It's clear straight from the start that physical beauty is something the character is severely lacking. It's the first romance book I've read where the character isn't glorified by her beauty so kudos to Balogh for novelty. The novel starts out with a very mysterious prologue: "You loved indiscriminately," he said. “You even loved me. Especially me."
The immediate dive into the sudden death of a mentally disabled child nabs you with a tear-jerker, but it also makes the reader curious to know who Con is and what exactly happened to Jon. The novel's first chapter starts with the seemingly amiable country living family called the Huxtables. They consist of: Katherine (the youngest daughter), Margaret(the eldest daughter), Stephen (the baby boy) and of course our leading lady, Vanessa (the middle daughter). The surprise that awaits them helps explain the sudden move to the city- Stephen, at the tender age of 17 is now an Earl! The way this all came about was quick but also so well described that it seemed realistic. The hilarity that ensues with sudden move did put a few smiles on my face and I found myself eagerly clutching my truffles awaiting the next shock.

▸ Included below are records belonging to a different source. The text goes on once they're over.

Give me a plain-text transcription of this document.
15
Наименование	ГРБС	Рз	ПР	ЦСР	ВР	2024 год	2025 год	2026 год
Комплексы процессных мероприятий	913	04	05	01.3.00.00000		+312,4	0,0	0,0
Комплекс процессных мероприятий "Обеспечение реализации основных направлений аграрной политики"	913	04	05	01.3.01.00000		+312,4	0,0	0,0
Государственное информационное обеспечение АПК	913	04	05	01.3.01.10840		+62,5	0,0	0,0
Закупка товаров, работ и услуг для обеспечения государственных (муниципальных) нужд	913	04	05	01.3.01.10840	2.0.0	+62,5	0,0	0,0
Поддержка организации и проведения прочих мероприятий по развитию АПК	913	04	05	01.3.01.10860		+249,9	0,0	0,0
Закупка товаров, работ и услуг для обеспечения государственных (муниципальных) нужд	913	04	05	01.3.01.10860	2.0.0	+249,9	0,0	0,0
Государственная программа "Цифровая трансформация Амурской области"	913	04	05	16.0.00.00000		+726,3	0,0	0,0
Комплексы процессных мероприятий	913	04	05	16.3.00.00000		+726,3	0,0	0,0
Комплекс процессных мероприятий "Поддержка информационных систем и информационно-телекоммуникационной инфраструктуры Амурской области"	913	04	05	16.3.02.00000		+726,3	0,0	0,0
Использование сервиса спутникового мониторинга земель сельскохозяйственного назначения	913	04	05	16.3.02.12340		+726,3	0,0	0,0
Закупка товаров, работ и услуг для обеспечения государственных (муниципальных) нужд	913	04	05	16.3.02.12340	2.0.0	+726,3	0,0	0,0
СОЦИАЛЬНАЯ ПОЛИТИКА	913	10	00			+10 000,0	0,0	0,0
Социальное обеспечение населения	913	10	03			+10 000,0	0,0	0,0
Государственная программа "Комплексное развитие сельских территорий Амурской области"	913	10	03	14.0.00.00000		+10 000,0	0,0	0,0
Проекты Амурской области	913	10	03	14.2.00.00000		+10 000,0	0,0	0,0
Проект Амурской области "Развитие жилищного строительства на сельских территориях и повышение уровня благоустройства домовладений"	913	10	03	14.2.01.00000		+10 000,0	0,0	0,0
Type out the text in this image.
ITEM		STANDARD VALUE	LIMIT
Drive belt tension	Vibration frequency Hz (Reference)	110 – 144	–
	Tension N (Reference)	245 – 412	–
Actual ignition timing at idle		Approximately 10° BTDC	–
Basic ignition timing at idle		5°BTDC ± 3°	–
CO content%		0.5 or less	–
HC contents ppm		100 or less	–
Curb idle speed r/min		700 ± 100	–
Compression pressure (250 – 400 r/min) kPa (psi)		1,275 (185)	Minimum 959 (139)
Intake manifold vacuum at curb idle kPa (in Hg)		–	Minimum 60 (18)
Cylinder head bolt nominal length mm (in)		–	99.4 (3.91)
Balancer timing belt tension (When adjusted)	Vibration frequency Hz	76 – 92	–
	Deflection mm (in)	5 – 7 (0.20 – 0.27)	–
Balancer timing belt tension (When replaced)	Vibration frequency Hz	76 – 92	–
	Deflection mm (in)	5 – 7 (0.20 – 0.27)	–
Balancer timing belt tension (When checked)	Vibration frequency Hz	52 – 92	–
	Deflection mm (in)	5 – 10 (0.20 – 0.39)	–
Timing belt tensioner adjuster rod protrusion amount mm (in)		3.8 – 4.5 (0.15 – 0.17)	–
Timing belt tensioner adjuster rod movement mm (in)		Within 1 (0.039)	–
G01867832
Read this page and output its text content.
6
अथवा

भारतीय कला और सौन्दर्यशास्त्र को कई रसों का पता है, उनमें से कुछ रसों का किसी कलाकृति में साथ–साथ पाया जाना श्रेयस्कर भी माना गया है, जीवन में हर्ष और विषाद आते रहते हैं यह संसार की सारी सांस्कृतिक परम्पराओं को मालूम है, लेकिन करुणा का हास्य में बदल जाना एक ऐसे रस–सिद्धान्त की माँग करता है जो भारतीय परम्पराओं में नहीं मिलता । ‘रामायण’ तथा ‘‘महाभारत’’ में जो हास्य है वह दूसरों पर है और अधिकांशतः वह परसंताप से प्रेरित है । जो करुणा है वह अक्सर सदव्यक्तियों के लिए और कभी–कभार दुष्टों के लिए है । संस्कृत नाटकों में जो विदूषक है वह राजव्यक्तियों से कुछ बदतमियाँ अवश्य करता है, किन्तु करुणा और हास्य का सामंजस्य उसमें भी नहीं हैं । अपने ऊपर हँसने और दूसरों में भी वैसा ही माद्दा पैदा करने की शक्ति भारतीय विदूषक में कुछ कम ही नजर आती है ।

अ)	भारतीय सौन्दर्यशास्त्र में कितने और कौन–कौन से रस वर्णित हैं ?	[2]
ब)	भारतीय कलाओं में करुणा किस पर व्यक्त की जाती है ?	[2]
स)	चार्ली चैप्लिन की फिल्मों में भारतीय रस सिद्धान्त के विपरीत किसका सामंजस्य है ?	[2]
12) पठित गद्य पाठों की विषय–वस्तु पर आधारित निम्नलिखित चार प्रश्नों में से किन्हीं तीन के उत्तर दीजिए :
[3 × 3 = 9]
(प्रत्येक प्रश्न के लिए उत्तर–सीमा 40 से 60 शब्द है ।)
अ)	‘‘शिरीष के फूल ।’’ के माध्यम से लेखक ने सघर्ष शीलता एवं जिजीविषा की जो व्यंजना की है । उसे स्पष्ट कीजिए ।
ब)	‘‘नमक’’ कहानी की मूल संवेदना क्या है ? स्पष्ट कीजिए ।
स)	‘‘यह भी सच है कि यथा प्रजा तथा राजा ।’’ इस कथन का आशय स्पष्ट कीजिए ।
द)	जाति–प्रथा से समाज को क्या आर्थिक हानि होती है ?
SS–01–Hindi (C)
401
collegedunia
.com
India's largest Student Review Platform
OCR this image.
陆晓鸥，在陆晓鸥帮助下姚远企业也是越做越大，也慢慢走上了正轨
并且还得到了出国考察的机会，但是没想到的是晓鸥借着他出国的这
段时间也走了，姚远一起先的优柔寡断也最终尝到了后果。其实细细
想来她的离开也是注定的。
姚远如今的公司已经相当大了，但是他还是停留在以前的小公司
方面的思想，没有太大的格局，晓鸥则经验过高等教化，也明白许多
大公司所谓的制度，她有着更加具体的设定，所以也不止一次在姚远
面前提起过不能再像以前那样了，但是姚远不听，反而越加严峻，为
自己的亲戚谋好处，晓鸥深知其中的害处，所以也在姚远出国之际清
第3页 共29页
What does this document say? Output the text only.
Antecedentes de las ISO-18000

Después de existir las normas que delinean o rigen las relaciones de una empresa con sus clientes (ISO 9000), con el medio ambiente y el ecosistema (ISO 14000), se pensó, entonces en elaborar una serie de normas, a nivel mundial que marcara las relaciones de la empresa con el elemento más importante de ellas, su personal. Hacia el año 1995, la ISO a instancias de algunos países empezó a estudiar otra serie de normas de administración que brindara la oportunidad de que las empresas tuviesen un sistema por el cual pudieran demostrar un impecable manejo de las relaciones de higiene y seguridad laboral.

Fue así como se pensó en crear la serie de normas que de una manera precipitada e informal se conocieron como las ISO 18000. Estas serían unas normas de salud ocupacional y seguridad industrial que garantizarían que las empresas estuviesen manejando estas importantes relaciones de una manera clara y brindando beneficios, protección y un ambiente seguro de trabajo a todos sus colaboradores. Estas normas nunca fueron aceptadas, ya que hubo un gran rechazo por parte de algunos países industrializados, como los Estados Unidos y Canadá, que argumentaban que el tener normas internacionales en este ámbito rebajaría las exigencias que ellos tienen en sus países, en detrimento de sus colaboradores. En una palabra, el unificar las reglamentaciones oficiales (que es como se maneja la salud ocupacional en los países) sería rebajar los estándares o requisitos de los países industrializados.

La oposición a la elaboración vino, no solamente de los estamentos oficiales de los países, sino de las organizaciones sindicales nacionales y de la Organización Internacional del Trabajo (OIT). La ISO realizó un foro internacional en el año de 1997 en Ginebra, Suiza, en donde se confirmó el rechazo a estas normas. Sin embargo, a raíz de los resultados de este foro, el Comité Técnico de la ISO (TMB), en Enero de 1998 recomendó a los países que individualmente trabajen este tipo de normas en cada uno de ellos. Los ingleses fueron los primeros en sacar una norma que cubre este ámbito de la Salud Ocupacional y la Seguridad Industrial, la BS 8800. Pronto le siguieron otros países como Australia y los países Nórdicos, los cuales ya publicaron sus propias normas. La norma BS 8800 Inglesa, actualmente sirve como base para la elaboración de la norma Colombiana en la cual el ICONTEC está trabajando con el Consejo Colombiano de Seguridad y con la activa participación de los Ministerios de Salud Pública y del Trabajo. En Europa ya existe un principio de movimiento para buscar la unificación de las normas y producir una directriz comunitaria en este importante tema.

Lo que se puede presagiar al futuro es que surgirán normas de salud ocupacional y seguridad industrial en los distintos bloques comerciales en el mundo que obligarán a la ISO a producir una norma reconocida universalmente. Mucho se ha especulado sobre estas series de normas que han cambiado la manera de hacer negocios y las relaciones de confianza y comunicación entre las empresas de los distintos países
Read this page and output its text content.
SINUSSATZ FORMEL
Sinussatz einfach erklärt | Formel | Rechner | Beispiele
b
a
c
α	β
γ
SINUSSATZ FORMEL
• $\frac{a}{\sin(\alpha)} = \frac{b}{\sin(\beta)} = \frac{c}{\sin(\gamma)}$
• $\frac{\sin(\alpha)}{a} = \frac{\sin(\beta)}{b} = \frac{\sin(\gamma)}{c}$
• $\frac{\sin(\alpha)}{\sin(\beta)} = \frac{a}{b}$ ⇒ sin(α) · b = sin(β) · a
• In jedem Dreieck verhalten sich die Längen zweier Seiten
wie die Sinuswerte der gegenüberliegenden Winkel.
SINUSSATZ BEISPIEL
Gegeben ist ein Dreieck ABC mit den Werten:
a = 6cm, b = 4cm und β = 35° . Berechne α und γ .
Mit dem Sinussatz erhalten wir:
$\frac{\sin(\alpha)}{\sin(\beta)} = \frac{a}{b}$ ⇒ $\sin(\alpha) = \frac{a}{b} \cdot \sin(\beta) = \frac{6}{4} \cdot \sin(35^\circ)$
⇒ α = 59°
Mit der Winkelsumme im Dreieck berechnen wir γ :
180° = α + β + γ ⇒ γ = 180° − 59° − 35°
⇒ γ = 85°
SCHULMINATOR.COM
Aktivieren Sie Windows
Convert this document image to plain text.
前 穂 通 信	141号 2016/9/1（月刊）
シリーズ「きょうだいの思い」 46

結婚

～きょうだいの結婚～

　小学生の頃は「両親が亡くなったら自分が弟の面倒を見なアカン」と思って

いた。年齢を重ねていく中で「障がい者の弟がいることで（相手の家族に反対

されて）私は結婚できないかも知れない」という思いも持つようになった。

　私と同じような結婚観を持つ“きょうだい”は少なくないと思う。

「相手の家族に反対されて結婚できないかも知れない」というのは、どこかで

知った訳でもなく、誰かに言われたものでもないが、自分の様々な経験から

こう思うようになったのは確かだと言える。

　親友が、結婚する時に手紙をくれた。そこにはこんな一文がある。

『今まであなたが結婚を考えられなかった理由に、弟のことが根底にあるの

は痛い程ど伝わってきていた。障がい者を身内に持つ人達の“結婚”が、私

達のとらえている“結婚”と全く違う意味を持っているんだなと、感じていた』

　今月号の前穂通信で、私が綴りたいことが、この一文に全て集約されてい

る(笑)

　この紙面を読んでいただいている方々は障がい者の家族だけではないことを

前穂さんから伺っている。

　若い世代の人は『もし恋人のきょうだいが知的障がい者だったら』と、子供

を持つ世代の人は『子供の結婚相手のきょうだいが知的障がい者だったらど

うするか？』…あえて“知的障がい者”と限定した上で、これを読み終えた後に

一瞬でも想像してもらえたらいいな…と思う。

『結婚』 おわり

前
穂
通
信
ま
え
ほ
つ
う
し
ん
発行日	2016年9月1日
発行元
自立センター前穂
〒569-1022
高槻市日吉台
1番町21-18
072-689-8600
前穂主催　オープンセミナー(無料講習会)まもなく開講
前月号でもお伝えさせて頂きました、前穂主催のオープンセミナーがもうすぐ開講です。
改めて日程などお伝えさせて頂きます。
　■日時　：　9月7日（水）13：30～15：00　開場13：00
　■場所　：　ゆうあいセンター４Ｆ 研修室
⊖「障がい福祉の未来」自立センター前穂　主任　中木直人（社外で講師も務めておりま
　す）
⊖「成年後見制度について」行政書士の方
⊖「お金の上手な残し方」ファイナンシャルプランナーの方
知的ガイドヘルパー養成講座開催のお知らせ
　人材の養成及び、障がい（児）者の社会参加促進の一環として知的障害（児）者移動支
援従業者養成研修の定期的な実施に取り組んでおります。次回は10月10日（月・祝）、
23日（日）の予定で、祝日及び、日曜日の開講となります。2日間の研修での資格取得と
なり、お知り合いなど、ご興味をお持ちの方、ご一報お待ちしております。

During this time, you also receive your first interaction with Vanessa and the Viscount. Their match is an interesting one as you have this plain, humorous and charismatic woman with this gorgeous Greek god who happens to have the personality of stale cheese. By infusing humor into Vanessa's character and displaying droplets of her wit it helped to make their match seem more realistic. Probably one of the better parts of the book is how they became married in the first place. Despite her good cheer though, Elliott is still stubborn and dreading any interaction with the country folk even before he's met his future bride.
After such a promising prologue and introduction, I felt the middle of the book just proceeded to detail Vanessa's desire to make her new husband happy... at great length. The banter between the two of them at the beginning seemed to fade and that was one of the things I enjoyed most about the book. I didn't feel that there was enough conflict between the two. Instead, I felt that the general consensus of the book was that they grew to like not love each other. Although their marriage is an important component of the book, the general struggles of transitioning from a poor country class to a wealthy city upper class were either glazed over or referenced but never actually addressed which could have helped to punch up the energy of the book. Slow and steady as tortoises seems to be the undercurrent mood in this novel with the occasional emotional glimpse into the couple’s hidden secrets.
Aside from Vanessa's interaction with Anna and the back story that was hinted at with Con, I didn't feel a connection to either of the characters. I felt that Vanessa was more believable in her love but Elliott was not. I mean if you can't understand why you want to sleep with your wife, then...? While it did serve as a good introduction to the family and what I can only assume will be the rest of the series, I don't feel that either Elliott or Vanessa was given their due justice. Elliott seemed very one dimensional and really didn't open up until the end of the novel, which in my opinion, was way too late. Vanessa also seemed one dimensional and the occasional glimpses we saw of her assertiveness or emotion seemed either drawn out or created to portray a moral viewpoint. I wanted more passion, more romance, not simply a meeting of the minds and grudging respect! One thing I have to commend Balogh on is her superb attention to historical detail. From the style of Vanessa's bonnet to the correct details and customs of the social classes, it is both evident and much appreciated that she created an accurate historical background. For those that want to cheer for the underdog, or simply have a not traditional heroine this is the book for you.